Based on a theoretical analysis of the THz electro-optical effect, this study optimizes the probe pulse polarization direction and electro-optic (EO) crystal angle for spectral interference with common-path self-reference (Fig. 2). For the vertically polarized THz pulse, the optimization is achieved when the polarization direction of the probe pulse and EO crystal axis [0,0,1] are both horizontal, as is shown in Fig. 4 (b). Owing to the intrinsic inhomogeneity of the probe pulse intensity, the recorded interference spectrum exhibits a nonuniform intensity distribution (Fig. 6). This uneven intensity affects the signal-to-noise ratio of the measured THz time-domain waveforms, as weaker interference spectra result in lower SNR values under the same system noise conditions. Consequently, the SNRs of THz time-domain waveforms vary across different lines on the imaging spectrometer (Fig. 8). The imaging spectrometer provides a spatially resolved visualization of the THz waveform distribution (Fig. 7), thereby offering a novel method for the single-shot detection of THz time-domain spectra across multiple ultrafast events. By averaging the time-domain waveforms measured across all lines of the imaging spectrometer [Fig. 9 (a)], the SNR of the THz signals reaches 166.6∶1, which is 2.2 times the maximum SNR achieved by a single line on the charge coupled device (CCD) panel of an imaging spectrometer.

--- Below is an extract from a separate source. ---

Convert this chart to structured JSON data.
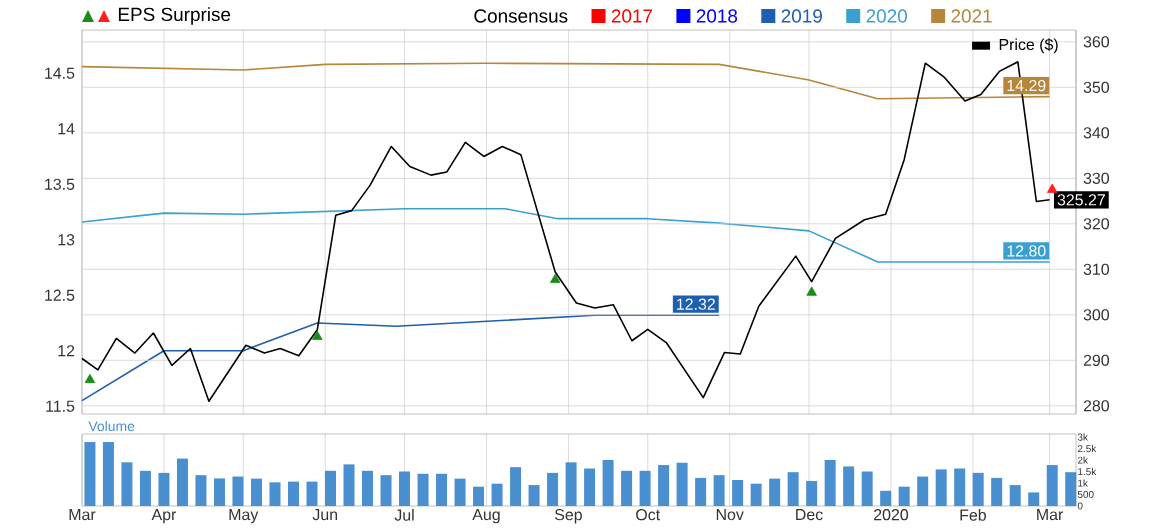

In this study, a single-shot detection for THz time-domain spectroscopy based on two-dimensional spectral interference is proposed. This technique further improves THz detection efficiency by optimizing the polarization direction of the probe pulse and rotation angle of the detection crystal. The optimized structure enhances THz detection efficiency by 13.6%, achieves a higher optical modulation depth, and simplifies the alignment process of the detection setup. Additionally, imaging spectrometers replace traditional one-dimensional spectrometers to enable two-dimensional spectral interference and significantly increase the information capacity of each measurement. The experimental results demonstrate that, compared with the spectral interference scheme with common-path self-reference, the introduction of two-dimensional spectral interference improves the detection SNR by nearly 2.2 times, resulting in a maximum SNR of 166.7∶1. This technique can overcome the “over-rotation” problem that manifests in traditional electro-optic sampling as well as offer a high SNR and optimal detection efficiency. This study provides an effective detection means for strong THz radiation sources with single-shot or low-repetition frequency. Moreover, two-dimensional spectral interference shows potential for developing multi-channel THz time-domain spectrometers.